Features of a VA Loan That Make The VA Mortgage Great for Vets

While it might be obvious, VA mortgages are only available to eligible applicants. In general, eligibility for a VA mortgage comes from being in the military for at least 90 days during wartime periods, 181 days in non wartime periods, as spouse of a deceased vet who was killed in the line of duty, and as a reservist with at least 6 years of service.
Eligibility is one feature of VA loans, let’s look at some more of the major features to help you decide on whether this mortgage is right for you.

Purchase or Refinance – against popular belief, VA mortgages are good for either buying a home or refinancing your current mortgage. Many people think that VA loans are only for home purchases – but the VA refinance program is one great program if you have very little equity in your home and you want to save some money on your payments.

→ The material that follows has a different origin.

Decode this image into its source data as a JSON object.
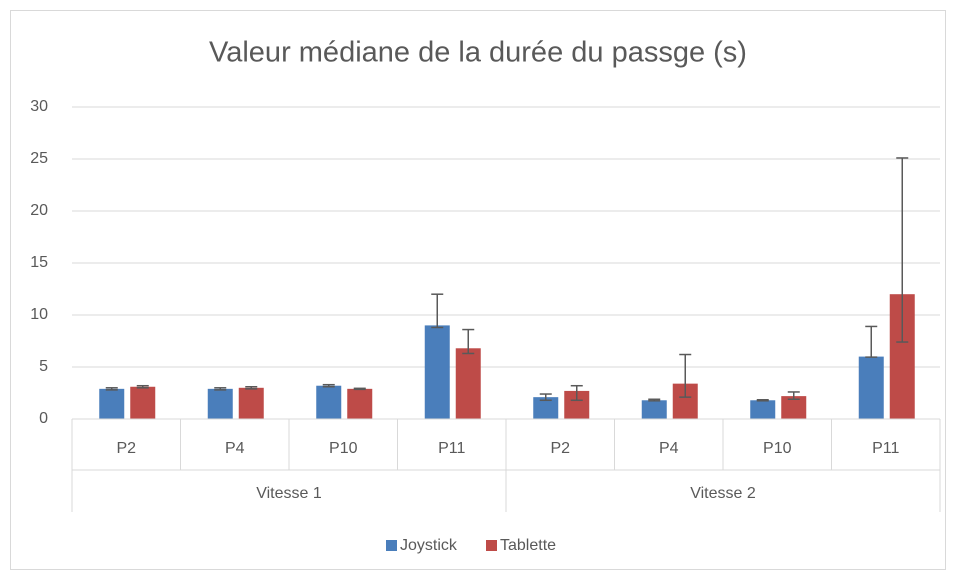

No Mortgage Insurance – Unlike other mortgage programs from Fannie Mae, Freddie Mac and FHA, VA loans do not have mortgage insurance. With no monthly mortgage insurance required payments for VA loans versus payments for these other loan types are generally less expensive which means that the loan applicant can either afford a slightly bigger mortgage or more easily qualify.
Lower Mortgage Rates – Mortgage rates are determined in large part based on the risk of the mortgage and the applicant. VA mortgage rates are very competitive when compared to Conventional mortgages from Fannie Mae and Freddie Mac as well as FHA. The reason for this is that the US government guarantees a portion of the mortgage against default in favor of the mortgage investor. What this means is that VA loans are less risky than other mortgage types which means that lenders can offer better interest rates.
Eligibility Can Be Reused – There is a popular myth out there that once you use your VA loan benefit that you cannot use it again. This is simply not true. Your eligibility will determine the maximum loan amount that you can get. If you don’t use that full loan amount, it is possible under certain circumstance to have a second VA loan equal to the remainder of what you are eligible for. Also, as long as you are eligible (like you don’t default on a VA mortgage or a student loan for example) if you sell your home and payoff your Va loan you can regain your full elibility status.